Airlines will typically attempt to tackle the side of the market that poses the greatest opportunity. For some airlines, that could mean establishing a solid foundation of trans-Atlantic routes that expose the airline to lucrative business class fares and freight opportunities, whereas for other airlines, establishing a strong domestic network of routes at a competitive rate can yield its own success.
When it comes to WestJet however, the company is trying to cater to both ends of the market, and despite the obvious risk, there is a lucrative investment opportunity within that strategy.
On the one hand, WestJet’s now established international service is attracting more customers than ever before, thanks both to the airlines larger network and the fact that WestJet no longer needs to hand off customers to another carrier for international travel; those connecting passengers can now stay on WestJet’s network. Adding to that appeal is the fact that international routes are serviced by larger aircraft, fielding more passengers and freight than the smaller domestic routes could ever carry.

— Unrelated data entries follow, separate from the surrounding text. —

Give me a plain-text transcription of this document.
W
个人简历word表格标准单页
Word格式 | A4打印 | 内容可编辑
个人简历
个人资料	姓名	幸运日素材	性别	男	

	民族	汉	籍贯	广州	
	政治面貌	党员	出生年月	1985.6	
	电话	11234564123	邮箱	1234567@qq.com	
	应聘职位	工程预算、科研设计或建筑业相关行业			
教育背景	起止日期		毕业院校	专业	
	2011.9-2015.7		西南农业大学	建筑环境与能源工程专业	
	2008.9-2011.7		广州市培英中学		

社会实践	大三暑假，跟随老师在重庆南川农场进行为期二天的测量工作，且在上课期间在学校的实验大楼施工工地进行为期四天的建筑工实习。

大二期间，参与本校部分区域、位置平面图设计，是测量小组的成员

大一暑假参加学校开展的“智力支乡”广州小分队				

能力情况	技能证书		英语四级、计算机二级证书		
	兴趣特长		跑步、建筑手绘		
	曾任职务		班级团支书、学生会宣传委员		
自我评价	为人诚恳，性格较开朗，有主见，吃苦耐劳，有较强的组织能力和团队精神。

Finally, there’s the introduction of premium service. WestJet has always been regarded as a discount carrier, but with the rollout of WestJet’s new 787 Dreamliner fleet, the company is introducing a premium class for passengers that features expanded meal service, and larger seats that fully recline into flat-beds. The concept must be proving successful. as WestJet saw premium fares witness a whopping 70% increase year-over-year in the most recent quarter.
On the other hand, WestJet’s venture into the bottom end of the market, specifically launching its ULCC, Swoop also has potential. ULCCs typically offer bare-bones pricing and few amenities to passengers, allowing them to buy whatever items or preferences they desire onboard. Part of that low-price structure also calls for the carrier to operate out of second-tier airports where fees are lower, such as flying out of Hamilton instead of Toronto, or Abbotsford instead of Vancouver.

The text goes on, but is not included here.